He's going to be center stage, Judy. He's going to be flanked on his right and his left by Elizabeth Warren and Joe Biden. And then, on the ends of the stage, you're going to see two billionaires, Tom Steyer and Michael Bloomberg. And all of them tell me that they are focused on making sure that people understand, in their minds, that Bernie Sanders is too radical, and that he's trying to hijack the Democratic Party.
I spoke to both Tom Steyer and Pete Buttigieg, who said that they are making sure that they want to explain to people that they think Bernie Sanders is someone who's polarizing. They also think that they have put out ads and said that they have put out ads to explain to South Carolina why they should not be voting for Bernie Sanders.
But I also have talked to aides to Bernie from — to Bernie Sanders, who tell me that he is ready. He understands that he's the front-runner. He understands that he's going to have a target on his back. So we should also expect Bernie Sanders to push back very, very hard when he's attacked tonight.
And, Yamiche, one other thing I want to ask you about, prominent South Carolina Democrat Congressman James Clyburn, he's, of course, in the leadership in the House of Representatives.
He is expected to endorse Joe Biden tomorrow. What are people saying about that? How much difference is that expected to make?
Joe Biden was calling South Carolina his firewall for months, except, in the last few days, he stopped using that language.

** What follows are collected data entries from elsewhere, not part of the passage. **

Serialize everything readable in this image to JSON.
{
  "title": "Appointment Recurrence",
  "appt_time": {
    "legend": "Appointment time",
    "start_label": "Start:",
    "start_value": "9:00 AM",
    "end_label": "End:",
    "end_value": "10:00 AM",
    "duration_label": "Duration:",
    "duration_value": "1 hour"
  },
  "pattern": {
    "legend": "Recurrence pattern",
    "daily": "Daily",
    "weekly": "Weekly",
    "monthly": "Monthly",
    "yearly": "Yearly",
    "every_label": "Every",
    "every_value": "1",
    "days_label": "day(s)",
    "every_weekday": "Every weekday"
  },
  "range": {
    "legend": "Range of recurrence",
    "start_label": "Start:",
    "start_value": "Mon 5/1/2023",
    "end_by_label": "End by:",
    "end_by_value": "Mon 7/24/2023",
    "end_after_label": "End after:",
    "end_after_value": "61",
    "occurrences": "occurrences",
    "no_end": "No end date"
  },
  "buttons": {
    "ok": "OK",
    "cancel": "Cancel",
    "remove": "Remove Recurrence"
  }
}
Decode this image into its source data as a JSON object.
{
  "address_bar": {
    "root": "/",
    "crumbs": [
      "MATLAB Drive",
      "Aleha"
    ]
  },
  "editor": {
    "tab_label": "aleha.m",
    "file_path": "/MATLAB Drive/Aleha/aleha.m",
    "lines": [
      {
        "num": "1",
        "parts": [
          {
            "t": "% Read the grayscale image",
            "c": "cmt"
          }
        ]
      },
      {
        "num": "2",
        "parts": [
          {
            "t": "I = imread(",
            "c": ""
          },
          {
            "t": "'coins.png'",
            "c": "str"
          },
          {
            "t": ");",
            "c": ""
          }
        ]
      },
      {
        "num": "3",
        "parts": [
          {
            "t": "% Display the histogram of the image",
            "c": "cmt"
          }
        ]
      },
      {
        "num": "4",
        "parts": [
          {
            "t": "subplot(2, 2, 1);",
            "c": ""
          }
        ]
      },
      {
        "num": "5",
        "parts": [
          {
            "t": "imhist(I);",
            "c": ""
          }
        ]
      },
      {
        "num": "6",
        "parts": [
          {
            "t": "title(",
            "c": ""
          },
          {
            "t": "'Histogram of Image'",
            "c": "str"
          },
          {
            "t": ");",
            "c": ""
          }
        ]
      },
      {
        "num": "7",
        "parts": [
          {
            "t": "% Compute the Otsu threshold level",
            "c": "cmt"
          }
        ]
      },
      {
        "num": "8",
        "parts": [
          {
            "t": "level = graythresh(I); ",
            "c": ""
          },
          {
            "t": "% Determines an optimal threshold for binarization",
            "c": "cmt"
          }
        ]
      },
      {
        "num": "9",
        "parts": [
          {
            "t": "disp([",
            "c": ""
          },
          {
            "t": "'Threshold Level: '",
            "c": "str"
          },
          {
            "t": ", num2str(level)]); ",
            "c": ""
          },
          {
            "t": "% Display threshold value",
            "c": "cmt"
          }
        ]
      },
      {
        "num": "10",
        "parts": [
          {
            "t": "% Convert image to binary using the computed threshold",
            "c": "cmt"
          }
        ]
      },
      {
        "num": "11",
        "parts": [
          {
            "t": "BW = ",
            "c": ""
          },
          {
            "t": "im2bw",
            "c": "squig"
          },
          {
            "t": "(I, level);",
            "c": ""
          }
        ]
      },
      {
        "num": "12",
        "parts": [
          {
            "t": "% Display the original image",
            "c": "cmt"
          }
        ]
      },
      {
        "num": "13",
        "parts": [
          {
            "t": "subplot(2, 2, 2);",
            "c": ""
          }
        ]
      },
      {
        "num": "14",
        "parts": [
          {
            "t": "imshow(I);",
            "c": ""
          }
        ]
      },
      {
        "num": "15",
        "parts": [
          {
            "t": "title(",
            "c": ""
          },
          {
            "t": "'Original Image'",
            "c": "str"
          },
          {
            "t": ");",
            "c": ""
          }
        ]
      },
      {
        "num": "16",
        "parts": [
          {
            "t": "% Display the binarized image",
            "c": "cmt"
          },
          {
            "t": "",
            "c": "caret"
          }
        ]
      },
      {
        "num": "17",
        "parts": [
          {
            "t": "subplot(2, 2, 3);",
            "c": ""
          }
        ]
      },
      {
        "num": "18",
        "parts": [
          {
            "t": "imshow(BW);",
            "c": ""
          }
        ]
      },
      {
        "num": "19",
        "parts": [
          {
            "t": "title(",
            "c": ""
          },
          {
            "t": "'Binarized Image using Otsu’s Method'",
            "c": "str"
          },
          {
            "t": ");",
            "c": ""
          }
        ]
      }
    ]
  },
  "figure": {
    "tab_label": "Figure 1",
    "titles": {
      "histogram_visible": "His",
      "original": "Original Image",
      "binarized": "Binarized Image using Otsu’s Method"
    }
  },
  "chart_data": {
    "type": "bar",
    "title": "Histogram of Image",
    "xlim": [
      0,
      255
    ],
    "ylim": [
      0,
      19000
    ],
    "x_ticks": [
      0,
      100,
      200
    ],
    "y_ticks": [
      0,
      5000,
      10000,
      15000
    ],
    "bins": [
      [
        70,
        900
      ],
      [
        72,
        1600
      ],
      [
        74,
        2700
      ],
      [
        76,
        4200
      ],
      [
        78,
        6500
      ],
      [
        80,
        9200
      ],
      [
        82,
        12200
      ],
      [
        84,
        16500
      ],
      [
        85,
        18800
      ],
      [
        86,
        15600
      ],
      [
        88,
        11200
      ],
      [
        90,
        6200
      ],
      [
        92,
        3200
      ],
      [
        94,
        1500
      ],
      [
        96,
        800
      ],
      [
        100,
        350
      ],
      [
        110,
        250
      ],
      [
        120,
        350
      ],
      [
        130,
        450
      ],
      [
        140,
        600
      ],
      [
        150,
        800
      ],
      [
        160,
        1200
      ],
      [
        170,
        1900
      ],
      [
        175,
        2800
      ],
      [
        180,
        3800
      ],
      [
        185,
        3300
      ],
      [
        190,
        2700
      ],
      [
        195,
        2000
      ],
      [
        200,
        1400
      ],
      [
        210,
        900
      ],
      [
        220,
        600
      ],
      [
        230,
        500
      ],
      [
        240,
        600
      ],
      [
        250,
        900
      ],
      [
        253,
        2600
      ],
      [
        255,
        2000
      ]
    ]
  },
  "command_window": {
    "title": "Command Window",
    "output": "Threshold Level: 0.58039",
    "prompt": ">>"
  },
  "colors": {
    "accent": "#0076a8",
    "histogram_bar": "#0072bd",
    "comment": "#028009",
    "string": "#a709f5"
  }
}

And he stopped using that language because he understands that his lead has narrowed substantially.
Now he's really up against Bernie Sanders, who's made a lot of gains with young voters here. So he's really looking for someone to help him get over the finish line here. Losing South Carolina would be detrimental to his campaign, aides tell me.
So, Jim Clyburn endorsing him tomorrow, which is what we expect to happen, is going to really help him among establishment Democrats, who see Jim Clyburn, a longtime South Carolina Democrat, who they look to and say, if Jim Clyburn is someone who's backing Joe Biden, I want to go with him too.
I was at a state party dinner last night. There was a lot of love in the room for Joe Biden. And Jim Clyburn and Joe Biden spent a long time talking about each other and embraced very long in front of this large crowd of Democratic voters.
So what you're seeing in Jim Clyburn is someone who's trying to help Joe Biden, who is struggling a bit here in South Carolina, even though he's expected to win the state by a narrow margin.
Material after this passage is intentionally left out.